The answers depends on the domain of interest. We focus on the dynamics of the macroscopic world and on realizing simulations that capture maximum complexity using minimal computational time. One class of applications are realtime visual interactive simulators for training, education, research & development, design & prototyping and computer games. Another application is off-line simulation of large-scale mechanical systems as a tool for understanding complex dynamics in industry processes and to find new approaches for optimization and control.
Image curtsey of Oryx Simulations.
Complex mechanical systems
By complexity we mean systems of many bodies; described by a multitude of different models, e.g., particles, rigid bodies, fluids and solids; interactions of complex nature, e.g., frictional and viscoplastic contacts; and with dynamics on several different time and length scales.
The art of discretization
For computational reasons the virtual system consists of a finitie number of elements with a finite number of properties. The level of granularity is directly linked to the information content in the simulation and how computational intense it becomes. The elements evolves in discrete time as well. In geometric discrete mechanics one starts with a discrete lagrangian and action principle. This way the fundamental symmetries of nature (like conservation of momentum and energy) can be built in to the discrete model and thus avoiding the risk of breaking these laws by numerical approximations. In study of complex dynamics this property is often more important than computing the indivdual trajectories to high accuracy.
Having discrete time means that the actual dynamics on time-scales shorter than that of the simulation time-step cannot be simulated directly. Instead, the effect must be modelled indirectly. One efficient way is to use kinematic constraints. This limits the degrees of freedomand forces the system to move on a hypersurface of the original phase-space. This can be used for modeling frictional contacts, mechanical joints as well as fluid incompressibility, shear resistance and the inextensibility of a cable. It is also possible to relax the constraints and give them a well-defined viscoelastic properties.
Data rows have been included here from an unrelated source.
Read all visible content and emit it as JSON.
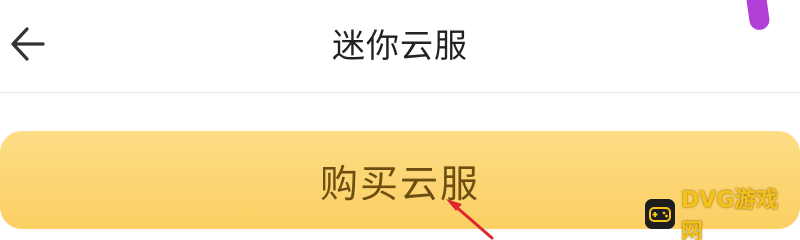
{
  "header": {
    "back_icon": "arrow-left-icon",
    "title": "迷你云服"
  },
  "main": {
    "buy_button_label": "购买云服"
  },
  "watermark": {
    "text": "DVG游戏网"
  },
  "colors": {
    "button_gradient_top": "#fddd86",
    "button_gradient_bottom": "#fbcf63",
    "button_text": "#6b4e10",
    "annotation_arrow": "#e0262d"
  }
}
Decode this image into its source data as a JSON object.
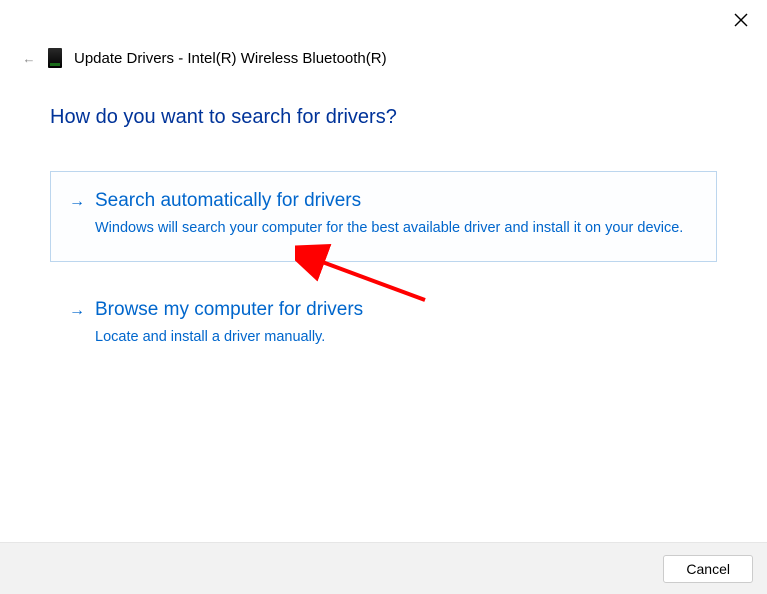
{
  "window": {
    "title": "Update Drivers - Intel(R) Wireless Bluetooth(R)"
  },
  "heading": "How do you want to search for drivers?",
  "options": {
    "auto": {
      "title": "Search automatically for drivers",
      "desc": "Windows will search your computer for the best available driver and install it on your device."
    },
    "browse": {
      "title": "Browse my computer for drivers",
      "desc": "Locate and install a driver manually."
    }
  },
  "buttons": {
    "cancel": "Cancel"
  },
  "colors": {
    "link": "#0066cc",
    "heading": "#003399",
    "arrow": "#ff0000"
  }
}
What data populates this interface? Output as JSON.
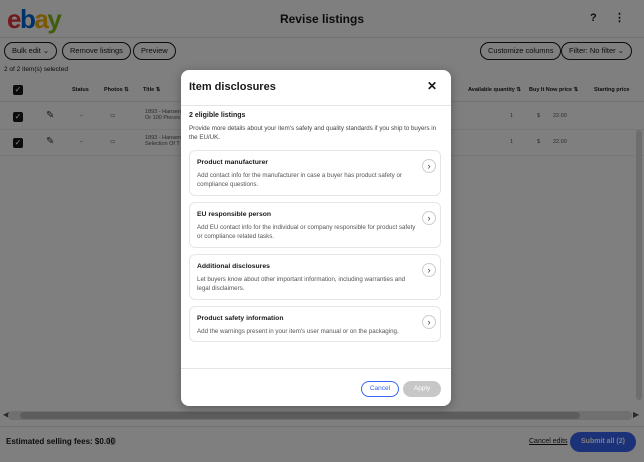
{
  "header": {
    "logo_letters": [
      "e",
      "b",
      "a",
      "y"
    ],
    "logo_colors": [
      "#e53238",
      "#0064d2",
      "#f5af02",
      "#86b817"
    ],
    "title": "Revise listings",
    "help_label": "?",
    "more_label": "⋮"
  },
  "toolbar": {
    "bulk_edit": "Bulk edit  ⌄",
    "remove_listings": "Remove listings",
    "preview": "Preview",
    "customize_columns": "Customize columns",
    "filter": "Filter: No filter  ⌄"
  },
  "selection_text": "2 of 2 item(s) selected",
  "table": {
    "headers": [
      "Status",
      "Photos ⇅",
      "Title ⇅",
      "Available quantity ⇅",
      "Buy It Now price ⇅",
      "Starting price"
    ],
    "rows": [
      {
        "status": "–",
        "photos": "▭",
        "title": "1893 - Hansen ...\nOr 100 Pieces",
        "quantity": "1",
        "currency": "$",
        "price": "22.00"
      },
      {
        "status": "–",
        "photos": "▭",
        "title": "1893 - Hansen ...\nSelection Of T",
        "quantity": "1",
        "currency": "$",
        "price": "22.00"
      }
    ]
  },
  "footer": {
    "fees": "Estimated selling fees: $0.00",
    "cancel": "Cancel edits",
    "submit": "Submit all (2)"
  },
  "modal": {
    "title": "Item disclosures",
    "eligible": "2 eligible listings",
    "intro": "Provide more details about your item's safety and quality standards if you ship to buyers in the EU/UK.",
    "cards": [
      {
        "title": "Product manufacturer",
        "desc": "Add contact info for the manufacturer in case a buyer has product safety or compliance questions."
      },
      {
        "title": "EU responsible person",
        "desc": "Add EU contact info for the individual or company responsible for product safety or compliance related tasks."
      },
      {
        "title": "Additional disclosures",
        "desc": "Let buyers know about other important information, including warranties and legal disclaimers."
      },
      {
        "title": "Product safety information",
        "desc": "Add the warnings present in your item's user manual or on the packaging."
      }
    ],
    "cancel": "Cancel",
    "apply": "Apply"
  }
}
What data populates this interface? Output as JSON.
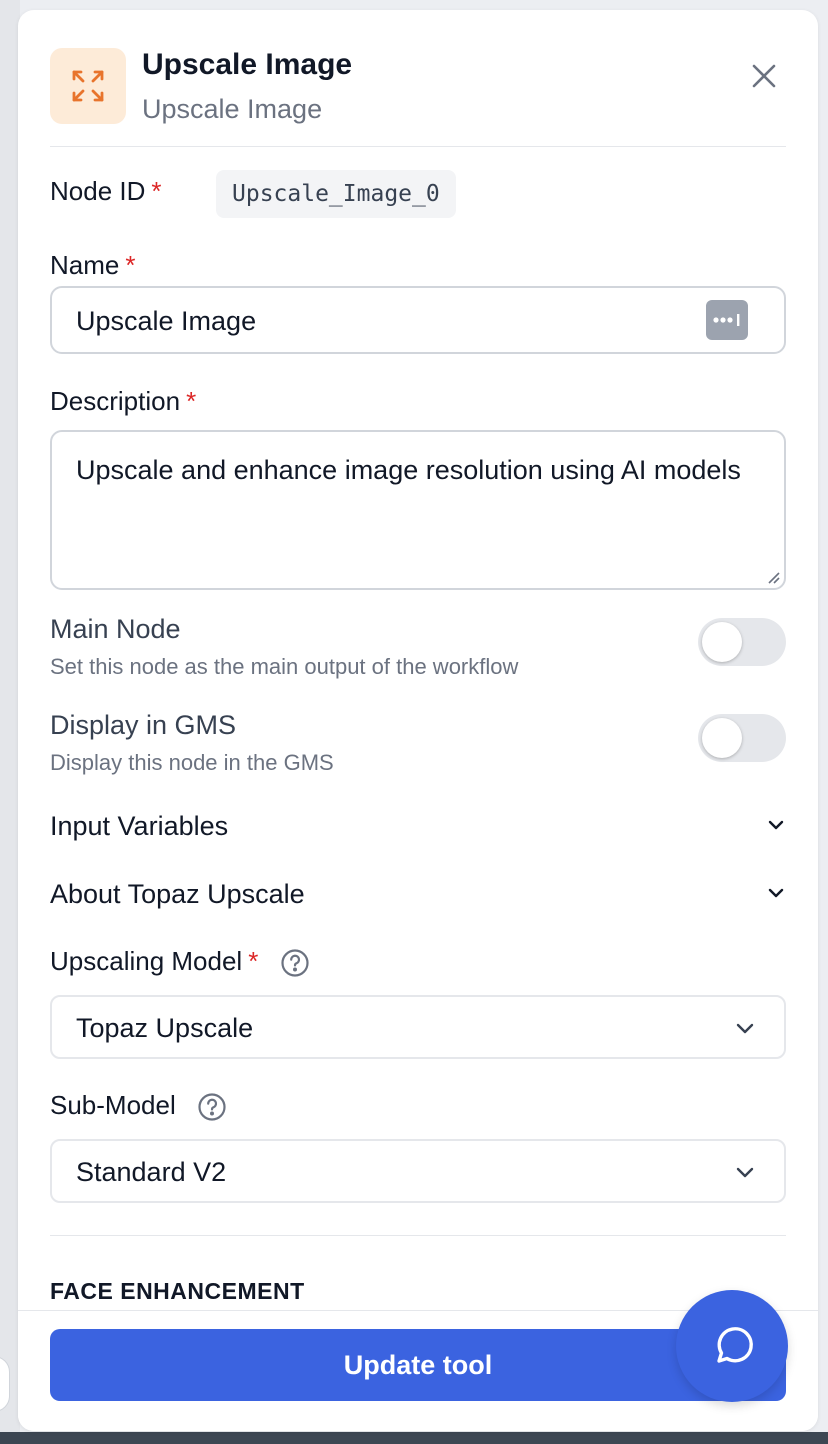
{
  "header": {
    "title": "Upscale Image",
    "subtitle": "Upscale Image",
    "icon": "expand-arrows-icon",
    "icon_color": "#e8742c",
    "icon_bg": "#fdebd8"
  },
  "fields": {
    "node_id": {
      "label": "Node ID",
      "required_mark": "*",
      "value": "Upscale_Image_0"
    },
    "name": {
      "label": "Name",
      "required_mark": "*",
      "value": "Upscale Image"
    },
    "description": {
      "label": "Description",
      "required_mark": "*",
      "value": "Upscale and enhance image resolution using AI models"
    }
  },
  "toggles": [
    {
      "title": "Main Node",
      "description": "Set this node as the main output of the workflow",
      "on": false
    },
    {
      "title": "Display in GMS",
      "description": "Display this node in the GMS",
      "on": false
    }
  ],
  "accordions": [
    {
      "label": "Input Variables",
      "expanded": false
    },
    {
      "label": "About Topaz Upscale",
      "expanded": false
    }
  ],
  "selects": {
    "upscaling_model": {
      "label": "Upscaling Model",
      "required_mark": "*",
      "value": "Topaz Upscale"
    },
    "sub_model": {
      "label": "Sub-Model",
      "value": "Standard V2"
    }
  },
  "section": {
    "heading": "FACE ENHANCEMENT"
  },
  "footer": {
    "update_label": "Update tool"
  },
  "colors": {
    "primary": "#3b63e0",
    "required": "#dc2626"
  }
}
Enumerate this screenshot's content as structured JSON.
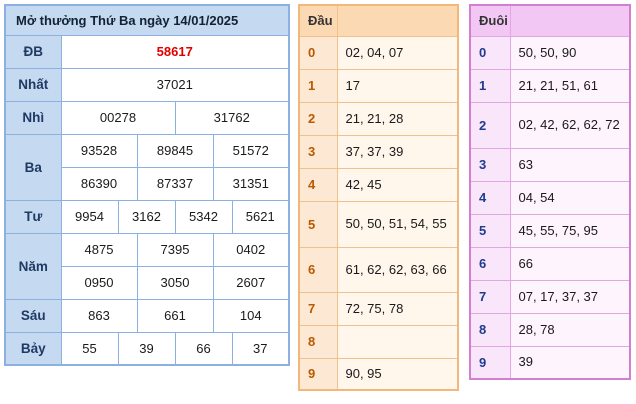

Each simulation time-step typycally involves solving a mixed linear complementarity problem (MLCP), i.e., a linear system of equations with complementarity conditions. The standard techniques are often dreadfully slow and sometimes very unstable. Fast and stable numerical solution techniques can, however, be tailored by recogninizing the inherent topology of the physical systems or even adapting the models to the best computational techniques. This become particulary important when searching to apply parallel computing technices and iterative solvers to strongly coupled dynamical systems.
The research in Umeå is focused on: ways to adaptively change the model resolution models while maximally perserving the physical invariants, information content and numerical robustness; hybrids of discrete rigid element models and meshless fluid models for simulation of granular matter flows; modeling of complex force networks and viscoelastic interactions with manybody constraints; impulse proagation in complex mechanical systems; adapting physical models for parallel computing - using multicore and GPGPU - and direct and iterative hybrid solver techniques. The research is located to UMIT Research Lab and run in collaboration with a number of research groups and industry partners, including Algoryx Simulation, Oryx Simulation, LKAB, Komatsu Forest and Volvo Construction Equipment.